Mappa al datore per ridurre il rischio di contagio in azienda

E’ possibile che venga introdotto il vaccino in ambiente lavorativo come ulteriore misura per attenuare gli effetti della malattia COVID-19, così la Fondazione Studi dei Consulenti del Lavoro, nell’approfondimento del 22 marzo 2021, fornisce ai datori di lavoro una mappa al fine di ridurre il rischio di contagio.

Mappa FS in 11 punti

La Fondazione Studi ricorda due documenti finora emanati che hanno introdotto la possibilità dei vaccini per i lavoratori per il tramite aziendale:

• l’accordo fra Regione Lombardia, Confindustria, Confapi e Anma (Associazione Nazionale Medici Competenti) del 10 marzo 2021;
• le raccomandazioni ad interim sui gruppi target della vaccinazione anti-SARS-CoV2/COVID-19, elaborato dalla Presidenza del Consiglio dei Ministri l’11 marzo 2021 e sottoposto nella medesima data all’esame della Conferenza Unificata.

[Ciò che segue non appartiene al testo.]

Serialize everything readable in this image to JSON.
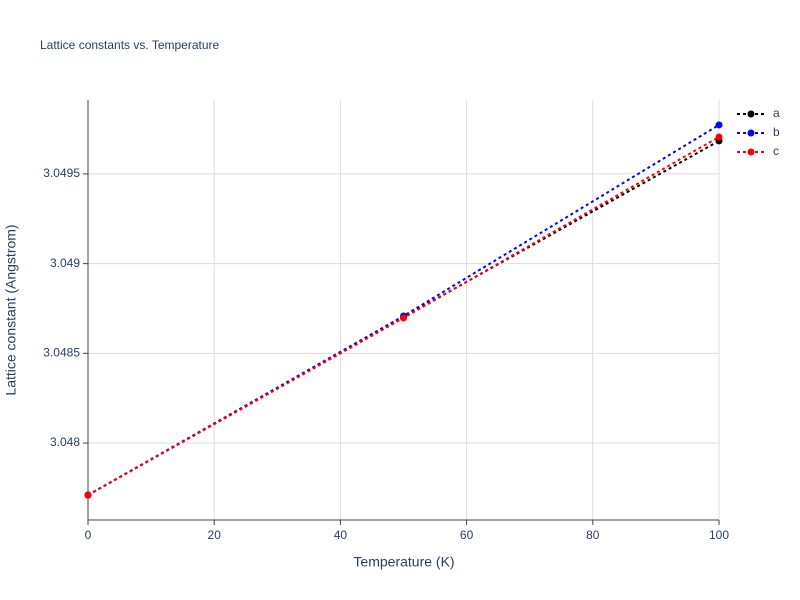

In entrambi è prevista la possibilità di vaccinare i lavoratori in ambiente di lavoro, nel rispetto delle condizioni sanitarie vigenti e nel rispetto della
facoltà da parte del lavoratore di aderirvi o meno.

Ridurre il rischio di contagio in azienda è priorità dei datori di lavoro che, da oltre un anno, si trovano a fare i conti con il rischio di vedere ridotta o sospesa la propria attività lavorativa.

Oltre a ciò, risulta di prioritaria rilevanza – per i CdL – l’eventuale responsabilità legata alla contrazione del virus Sars Cov-2 in ambiente lavorativo, configurandosi di fatto come infortunio sul lavoro in determinate circostanze.

L’introduzione del vaccino viene dunque considerata una misura oggettivamente efficace, affiancata alla scrupolosa applicazione da parte di tutti i lavoratori del Protocollo aziendale anti-contagio.

Ma se da un lato non è possibile obbligare oggi i lavoratori al vaccino, dall’altro i datori di lavoro possono prevedere misure alternative di prevenzione procedendo al puntuale aggiornamento dei Protocolli aziendali anti-contagio, che rimangono in questo modo efficaci e al passo con l’evoluzione scientifica.

In relazione a ciò, la Fondazione Studi ribadisce la facoltà da parte dei lavoratori di rifiutare prestazioni mediche non previste tassativamente da un obbligo normativo e veder comunque rispettata la normativa sul trattamento dei dati personali.

Nell’approfondimento – la cui mappa è sviluppata in 11 punti – vengono riassunte le risposte ai dubbi più ricorrenti in materia.